My problem is:
Suppose $u$, $v$ are harmonic in region $\Omega$, and $\nabla u$, $\nabla v$ never vanish in $\Omega$. The level curves of $u$ and $v$ are perpendicular throughout $\Omega$. Moreover, assume $|\nabla u(z_0)| = |\nabla v(z_0)|$ at some specific point $z_0$. Prove that either $u+iv$ or $u-iv$ is conformal in $\Omega$.
Could anyone outline the ideas for the proof?

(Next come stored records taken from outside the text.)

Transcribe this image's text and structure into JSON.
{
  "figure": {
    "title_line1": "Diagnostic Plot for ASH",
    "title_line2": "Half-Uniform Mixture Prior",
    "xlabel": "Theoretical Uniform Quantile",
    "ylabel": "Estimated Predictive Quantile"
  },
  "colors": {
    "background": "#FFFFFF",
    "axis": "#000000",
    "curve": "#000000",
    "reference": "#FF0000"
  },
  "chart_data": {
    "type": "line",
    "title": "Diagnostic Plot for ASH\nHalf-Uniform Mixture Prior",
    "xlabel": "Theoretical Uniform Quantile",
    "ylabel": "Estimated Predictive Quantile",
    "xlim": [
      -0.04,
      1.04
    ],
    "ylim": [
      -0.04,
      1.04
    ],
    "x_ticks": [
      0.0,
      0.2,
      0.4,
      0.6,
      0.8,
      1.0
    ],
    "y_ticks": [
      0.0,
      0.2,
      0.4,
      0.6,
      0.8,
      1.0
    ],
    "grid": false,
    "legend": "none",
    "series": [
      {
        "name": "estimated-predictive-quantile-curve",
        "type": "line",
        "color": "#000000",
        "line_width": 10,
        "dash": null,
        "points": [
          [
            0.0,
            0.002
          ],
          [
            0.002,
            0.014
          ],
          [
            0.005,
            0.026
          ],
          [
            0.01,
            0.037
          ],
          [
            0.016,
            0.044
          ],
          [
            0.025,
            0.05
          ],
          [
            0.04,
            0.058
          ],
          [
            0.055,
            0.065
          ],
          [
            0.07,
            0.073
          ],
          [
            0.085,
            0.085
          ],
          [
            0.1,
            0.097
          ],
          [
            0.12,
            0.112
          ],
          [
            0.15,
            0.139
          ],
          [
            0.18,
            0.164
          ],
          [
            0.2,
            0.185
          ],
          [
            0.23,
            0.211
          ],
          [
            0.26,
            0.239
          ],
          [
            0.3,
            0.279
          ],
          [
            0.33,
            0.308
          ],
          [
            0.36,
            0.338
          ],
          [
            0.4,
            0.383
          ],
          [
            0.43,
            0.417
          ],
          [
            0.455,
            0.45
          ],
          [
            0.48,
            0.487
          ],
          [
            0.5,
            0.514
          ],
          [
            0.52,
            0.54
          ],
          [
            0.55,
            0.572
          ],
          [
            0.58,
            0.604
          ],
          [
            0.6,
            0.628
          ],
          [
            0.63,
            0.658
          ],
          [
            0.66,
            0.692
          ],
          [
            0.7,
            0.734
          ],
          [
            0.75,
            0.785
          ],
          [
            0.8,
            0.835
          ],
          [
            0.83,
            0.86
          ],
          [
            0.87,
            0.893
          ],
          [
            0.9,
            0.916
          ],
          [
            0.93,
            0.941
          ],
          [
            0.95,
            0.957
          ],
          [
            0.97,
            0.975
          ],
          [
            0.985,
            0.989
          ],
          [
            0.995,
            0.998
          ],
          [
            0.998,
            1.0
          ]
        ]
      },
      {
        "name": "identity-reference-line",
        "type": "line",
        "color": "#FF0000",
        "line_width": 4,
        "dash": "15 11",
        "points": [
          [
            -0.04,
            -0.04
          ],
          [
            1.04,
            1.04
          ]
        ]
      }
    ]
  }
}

An alternative but closely related problem is: $u, w$ are harmonic and non-degenerate (gradients never vanish) in $\Omega$, and level curves of $u$ and $w$ coincide everywhere. What can you say about $u$ and $w$?
My conjecture is that $u$ and $w$ are proportional. If so, the problem above can be solved by taking the harmonic conjugate of $u$, and deduce that it equals $\pm v$ from the $|\nabla u(z_0)| = |\nabla v(z_0)|$ condition.
In Problem 3.4 (a), write $$ w_x = \lambda v_x, \; \; w_y = \lambda v_y \; . $$
Calculate $w_{xx}$ and $w_{yy}$ and add.
Calculate $w_{xy}$ two ways and subtract.